Principal Component Analysis

Capture the intrinsic variability in the data.

Reduce the dimensionality of a data set, either to ease interpretation or as a way to avoid overfitting and to prepare for subsequent analysis.

The sample covariance matrix of $\mathbf{X}$ is $\mathbf{S} = \mathbf{X}^T\mathbf{X}/\mathbf{N}$, since $\mathbf{X}$ has zero mean.

Eigen decomposition of $\mathbf{X}^T\mathbf{X}$:

$\mathbf{X}^T\mathbf{X} = (\mathbf{U}\mathbf{D}\mathbf{V}^T)^T (\mathbf{U}\mathbf{D}\mathbf{V}^T) =\mathbf{V}\mathbf{D}^T\mathbf{U}^T\mathbf{U}\mathbf{D}\mathbf{V}^T = \mathbf{V}\mathbf{D}^2\mathbf{V}^T$

The eigenvectors of $\mathbf{X}^T\mathbf{X}$ (i.e.,$v _ { j } j = 1 , \dots , p$ ) are called principal component directions of $\mathbf{X}$.

The first principal component direction $\mathbf{v}_1$ has the following properties that

• $\mathbf{v}_1$ is the eigenvector associated with the largest eigenvalue, $\mathbf{d}_1^2$, of $\mathbf{X}^T\mathbf{X}$.
• $\mathbf{z}_1 = \mathbf{X}\mathbf{v}_1$ has the largest sample variance amongst all normalized linear combinations of the columns of X.
• $\mathbf{z}_1$ is called the first principal component of $\mathbf{X}$. And, we have $Var(\mathbf{z}_1)= d_1^2 / N$.

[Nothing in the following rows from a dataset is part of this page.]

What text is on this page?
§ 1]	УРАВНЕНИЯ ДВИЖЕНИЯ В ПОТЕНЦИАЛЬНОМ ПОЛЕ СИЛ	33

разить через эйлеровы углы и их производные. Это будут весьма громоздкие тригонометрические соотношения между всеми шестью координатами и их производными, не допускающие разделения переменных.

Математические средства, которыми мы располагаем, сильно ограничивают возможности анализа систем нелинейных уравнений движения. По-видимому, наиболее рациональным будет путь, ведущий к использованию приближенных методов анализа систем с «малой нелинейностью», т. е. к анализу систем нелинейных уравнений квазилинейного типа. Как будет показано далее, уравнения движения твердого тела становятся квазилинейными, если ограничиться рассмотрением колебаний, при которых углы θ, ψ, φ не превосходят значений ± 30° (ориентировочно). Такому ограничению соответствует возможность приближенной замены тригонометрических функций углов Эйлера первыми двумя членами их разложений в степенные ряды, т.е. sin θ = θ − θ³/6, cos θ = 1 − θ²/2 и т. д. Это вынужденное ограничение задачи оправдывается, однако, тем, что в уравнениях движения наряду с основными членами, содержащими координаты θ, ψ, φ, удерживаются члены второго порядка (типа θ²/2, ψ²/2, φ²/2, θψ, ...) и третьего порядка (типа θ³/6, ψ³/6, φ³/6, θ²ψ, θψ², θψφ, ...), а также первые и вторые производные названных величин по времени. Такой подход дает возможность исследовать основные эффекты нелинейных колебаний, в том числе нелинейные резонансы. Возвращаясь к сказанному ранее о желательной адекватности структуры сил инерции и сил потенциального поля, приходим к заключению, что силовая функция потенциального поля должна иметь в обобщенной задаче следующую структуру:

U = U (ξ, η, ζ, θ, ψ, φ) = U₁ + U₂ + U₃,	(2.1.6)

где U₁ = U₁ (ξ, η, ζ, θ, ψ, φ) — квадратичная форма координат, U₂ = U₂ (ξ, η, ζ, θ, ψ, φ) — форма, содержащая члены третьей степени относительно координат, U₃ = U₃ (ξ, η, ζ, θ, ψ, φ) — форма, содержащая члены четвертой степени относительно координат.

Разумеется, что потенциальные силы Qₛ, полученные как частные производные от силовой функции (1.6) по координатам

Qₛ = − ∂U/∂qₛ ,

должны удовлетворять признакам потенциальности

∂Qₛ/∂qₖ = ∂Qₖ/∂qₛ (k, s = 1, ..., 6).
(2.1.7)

The second principal component direction $v_2$ (the direction orthogonal to the first component that has the largest projected variance) is the eigenvector corresponding to the second largest eigenvalue, $\mathbf{d}_2^2$, of $\mathbf{X}^T\mathbf{X}$, and so on. (The eigenvector for the $k^{th}$ largest eigenvalue corresponds to the $k^{th}$ principal component direction $\mathbf{v}_k$.)

The $k^{th}$ principal component of $\mathbf{X}$, $\mathbf{z}_k$, has maximum variance $\mathbf{d}_1^2 / N$, subject to being orthogonal to the earlier ones.